In 1943 in Wartime Germany, Dr. Dorothea Schmidt, Director of the Berlin School for the Handicapped, watches as her students are taken away to be gassed and burned. She does nothing to stop this even though her illegitimate child, fathered by a Nationalist leader, is one of the victims. Guilt haunts her. After the war, she emigrates to America where she falls in love with Leon, a Jewish man whose family died in the Holocaust. She is compelled to tell him the truth about her past even though she knows he will reject her. After Leon leaves her, she starts a school like the Berlin School. She becomes a leader in the field of educating the handicapped and is eventually recognized for her outstanding contributions by the Kennedy Foundation. At last she feels vindicated, knowing that she created good from evil.
Before class started, the fat, pimply girl in the first row raised her hand and asked me, "What did you do during the war Dr. Schmidt?" The students knew that I had emigrated from Germany to the states in 1948, but no one had ever asked me this question in public. Whenever someone asked me this in private, I said that I worked with children and moved on to another topic sending the message that this was a taboo subject. I didn't know why this time I blurted out the truth, but I did.
"I was the Director of the Berlin School for Handicapped Children."
"Weren't handicapped children killed by the *****?"
"Yes. One day all my students were taken away by soldiers. They were gassed and burned in a crematorium, just like the Jews."
"Didn't you try to stop them?"
"How could I? I was powerless. I would have been killed. What would you have done?" As I asked this question, I glared at the girl, placing blame on her for my impetuous response.
None of the students spoke. They were stunned into silence. It was as if they were frozen in time. This was not part of Psychology 231. I began lecturing on Erikson's stages of psychosocial development. When the students looked up from their note taking, there was something new behind their eyes. Mingled together were shock, disgust, anger, and discomfort at not knowing how they would have reacted had they been confronted with evil in the guise of soldiers carrying innocent children to their deaths just because their brains were different, just because they were not considered part of the master race.

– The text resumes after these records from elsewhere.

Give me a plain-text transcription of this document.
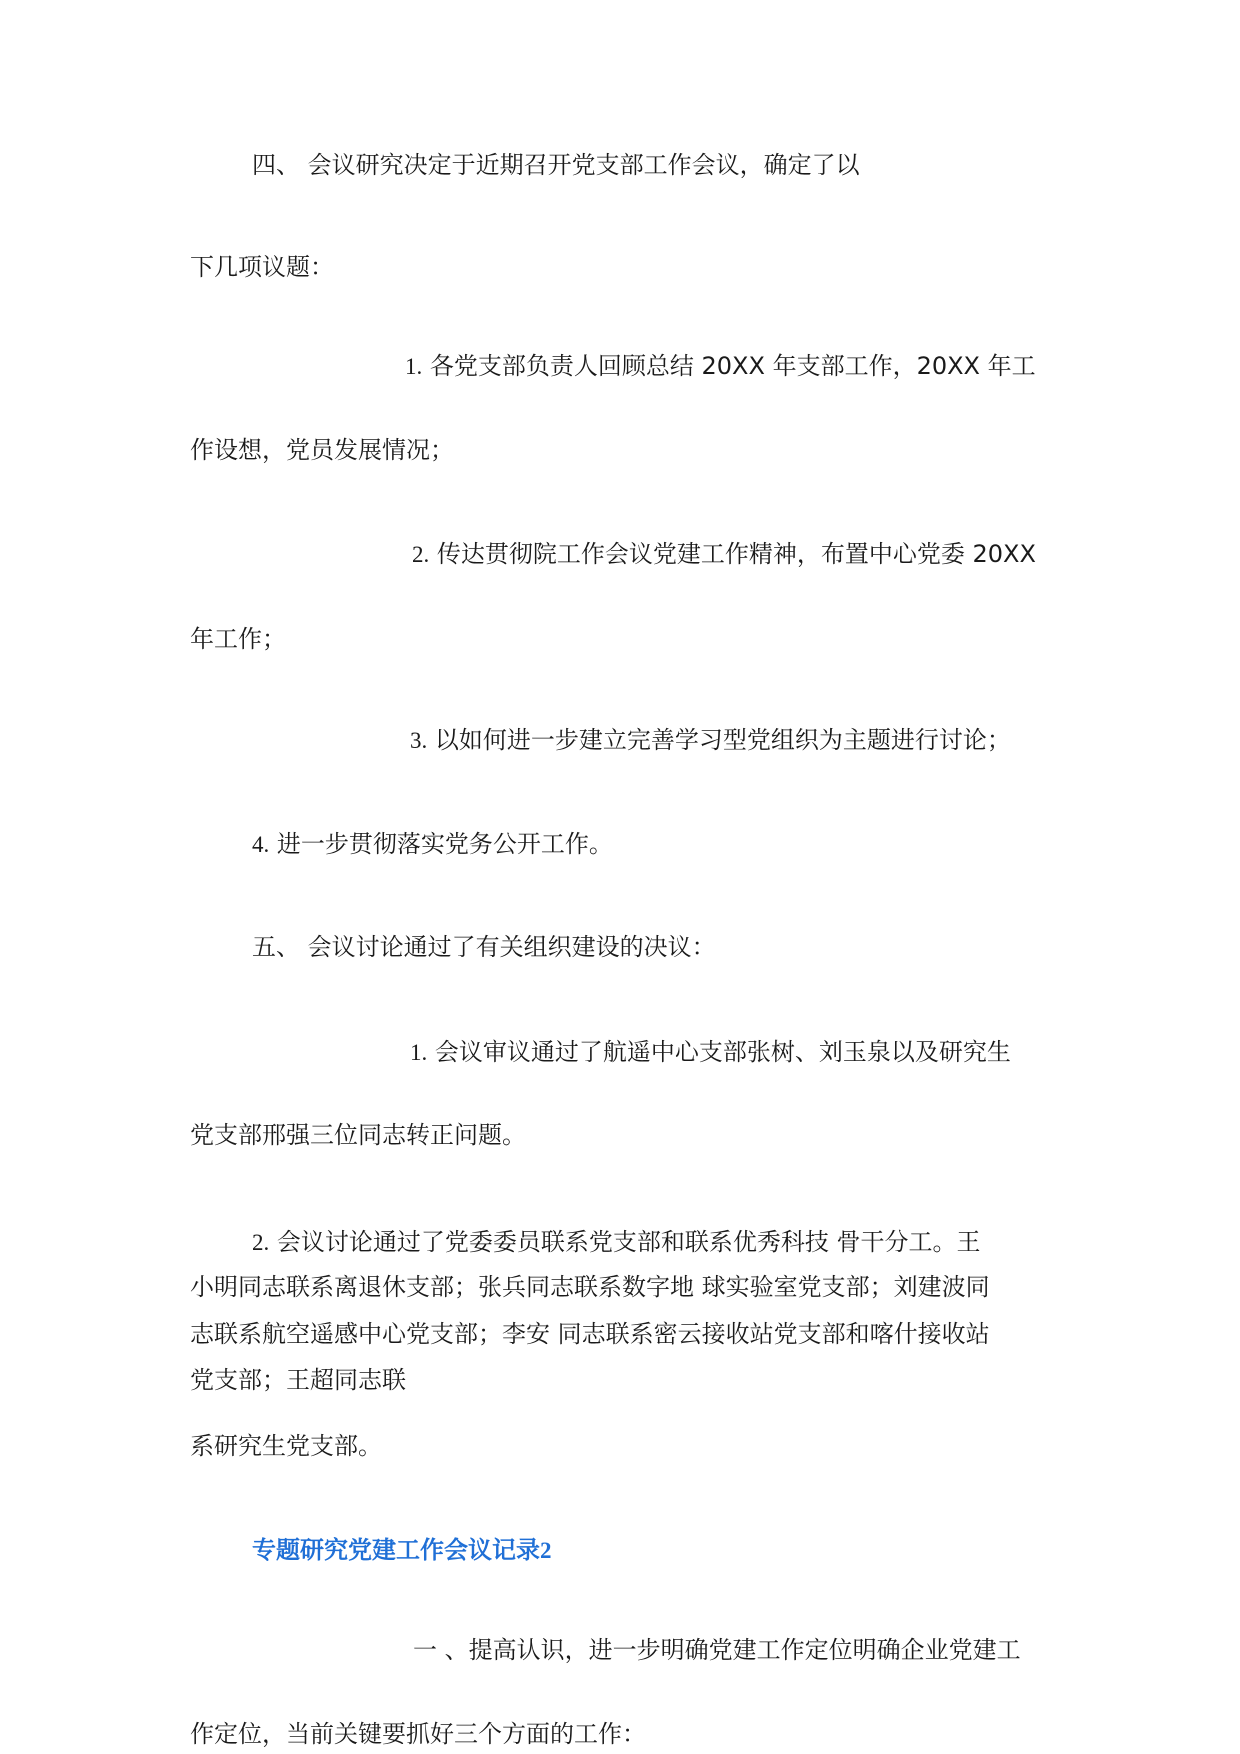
四、 会议研究决定于近期召开党支部工作会议，确定了以
下几项议题：
1. 各党支部负责人回顾总结 20XX 年支部工作，20XX 年工
作设想，党员发展情况；
2. 传达贯彻院工作会议党建工作精神，布置中心党委 20XX
年工作；
3. 以如何进一步建立完善学习型党组织为主题进行讨论；
4. 进一步贯彻落实党务公开工作。
五、 会议讨论通过了有关组织建设的决议：
1. 会议审议通过了航遥中心支部张树、刘玉泉以及研究生
党支部邢强三位同志转正问题。
2. 会议讨论通过了党委委员联系党支部和联系优秀科技 骨干分工。王
小明同志联系离退休支部；张兵同志联系数字地 球实验室党支部；刘建波同
志联系航空遥感中心党支部；李安 同志联系密云接收站党支部和喀什接收站
党支部；王超同志联
系研究生党支部。
专题研究党建工作会议记录2
一 、提高认识，进一步明确党建工作定位明确企业党建工
作定位，当前关键要抓好三个方面的工作：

I was able to stem the flood of repressed memories that spilled forth from my unconscious into all parts of my brain: the occipital region where I saw a picture-perfect image of the sobbing children being put on buses; the temporal region where I heard their screams; the frontal region where I grasped the inevitability of their impending deaths; and the hippocampus awash with grief, horror, desperation, helplessness, and shame.
There is a focal point, an event that is more powerful than anything else in a person's life, and this was that point for me - Dorothea Schmidt, Ph.D, formerly Director of the Berlin School for the Handicapped and now Assistant Professor of Psychology at American University in Washington, DC. Everything after that event was tainted by that memory. And that memory even reached its tentacles back to tarnish everything that came before. It stained every engram etched into the protoplasm of my brain.